Computational Intelligence and Neuroscience
Volume 2008 (2008), Article ID 276535, 12 pages
doi:10.1155/2008/276535
Research Article
Gene Tree Labeling Using Nonnegative Matrix Factorization on Biomedical Literature
1Department of Electrical Engineering and Computer Science, University of Tennessee, Knoxville, TN 37996-3450, USA
2Department of Biology, University of Memphis, Memphis, TN 38152-3150, USA
Received 23 October 2007; Accepted 4 February 2008
Academic Editor: Rafal Zdunek
Copyright © 2008 Kevin E. Heinrich et al. This is an open access article distributed under the Creative Commons Attribution License, which permits unrestricted use, distribution, and reproduction in any medium, provided the original work is properly cited.
Abstract
Identifying functional groups of genes is a challenging problem for biological applications.

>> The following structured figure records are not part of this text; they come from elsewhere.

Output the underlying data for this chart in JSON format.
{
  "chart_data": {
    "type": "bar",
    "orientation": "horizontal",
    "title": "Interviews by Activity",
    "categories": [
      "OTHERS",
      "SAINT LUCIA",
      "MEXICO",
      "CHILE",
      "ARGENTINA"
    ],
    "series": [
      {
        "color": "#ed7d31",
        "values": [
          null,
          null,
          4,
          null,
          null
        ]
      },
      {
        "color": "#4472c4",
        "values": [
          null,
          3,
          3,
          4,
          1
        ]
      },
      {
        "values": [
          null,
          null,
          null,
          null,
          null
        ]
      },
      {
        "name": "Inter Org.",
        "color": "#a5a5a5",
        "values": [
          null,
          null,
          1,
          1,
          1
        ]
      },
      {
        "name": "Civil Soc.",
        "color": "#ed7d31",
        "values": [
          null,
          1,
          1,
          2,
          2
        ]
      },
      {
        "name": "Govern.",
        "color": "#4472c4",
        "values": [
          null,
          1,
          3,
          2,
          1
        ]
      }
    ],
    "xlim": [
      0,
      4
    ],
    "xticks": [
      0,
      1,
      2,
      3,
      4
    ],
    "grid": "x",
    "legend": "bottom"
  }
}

Text mining approaches can be used to build hierarchical clusters or trees from the information in the biological literature. In particular, the nonnegative matrix factorization (NMF) is examined as one approach to label hierarchical trees. A generic labeling algorithm as well as an evaluation technique is proposed, and the effects of different NMF parameters with regard to convergence and labeling accuracy are discussed. The primary goals of this study are to provide a qualitative assessment of the NMF and its various parameters and initialization, to provide an automated way to classify biomedical data, and to provide a method for evaluating labeled data assuming a static input tree. As a byproduct, a method for generating gold standard trees is proposed.